L’unico legame che univa quei popoli del deserto era la lingua: l’arabo. Sul piano religioso erano per lo più politeisti, ossia adoravano diverse divinità. Le divinità che i beduini veneravano potevano essere alberi o sorgenti d’acqua o pietre ritenute sacre. I nomadi portavano con sé i loro dèi e li custodivano in una tenda rossa che li accompagnava ovunque. Praticavano riti comuni consistenti in pellegrinaggi a luoghi ritenuti santi. Il principale di questi era La Mecca, una città posta sulla pista che da nord a sud attraversava l’Arabia e che era costantemente percorsa dalle carovane. Alla Mecca sorgeva un tempio di nome Kaaba dedicato a tutte le divinità arabe. In quel tempio era custodita una pietra nera, un meteorite venerato dagli arabi come oggetto sacro. Alla Mecca una volta l’anno si teneva una grande fiera, che richiamava migliaia di beduini da tutta l’Arabia.

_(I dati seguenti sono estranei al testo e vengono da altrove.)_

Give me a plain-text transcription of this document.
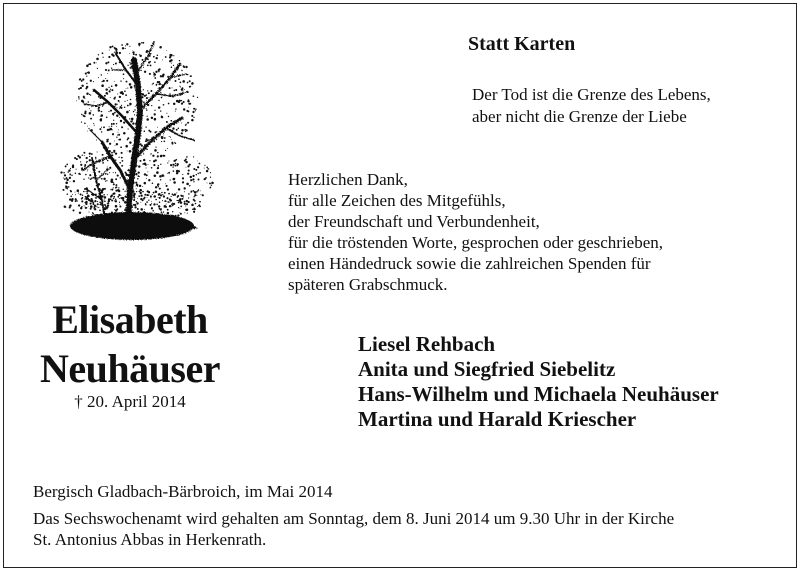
Statt Karten
Der Tod ist die Grenze des Lebens,
aber nicht die Grenze der Liebe
Elisabeth
Neuhäuser
† 20. April 2014
Herzlichen Dank,
für alle Zeichen des Mitgefühls,
der Freundschaft und Verbundenheit,
für die tröstenden Worte, gesprochen oder geschrieben,
einen Händedruck sowie die zahlreichen Spenden für
späteren Grabschmuck.
Liesel Rehbach
Anita und Siegfried Siebelitz
Hans-Wilhelm und Michaela Neuhäuser
Martina und Harald Kriescher
Bergisch Gladbach-Bärbroich, im Mai 2014
Das Sechswochenamt wird gehalten am Sonntag, dem 8. Juni 2014 um 9.30 Uhr in der Kirche
St. Antonius Abbas in Herkenrath.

GLI INSOSTITUIBILI DROMEDARI

Per trasportare le merci, i beduini utilizzavano i cammelli e, più spesso, i dromedari. Animale di grande resistenza alla fatica, il dromedario può accumulare nel suo corpo notevoli quantità di cibo e di acqua, che poi assimila lentamente per più giorni. Può sopportare la sete e la fame anche per otto giorni. Ciò gli permette di sopravvivere a lungo nel deserto. Il dromedario è in grado di portare sul suo dorso fino a 200 kg di peso e di percorrere anche 150 km al giorno. Inoltre le femmine producono molto latte, che i beduini consumavano per alimentarsi e dissetarsi. Il dromedario ha per di più una vita lunga, sui 40-50 anni, così che lo stesso esemplare poteva essere utilizzato anche da più generazioni di beduini. Se non fosse stato aiutato da questo animale, l’uomo non avrebbe potuto attraversare il deserto e svolgere attività commerciali in quella zona così inospitale.



Un gruppo di dromedari al pascolo, sorvegliato dal padrone.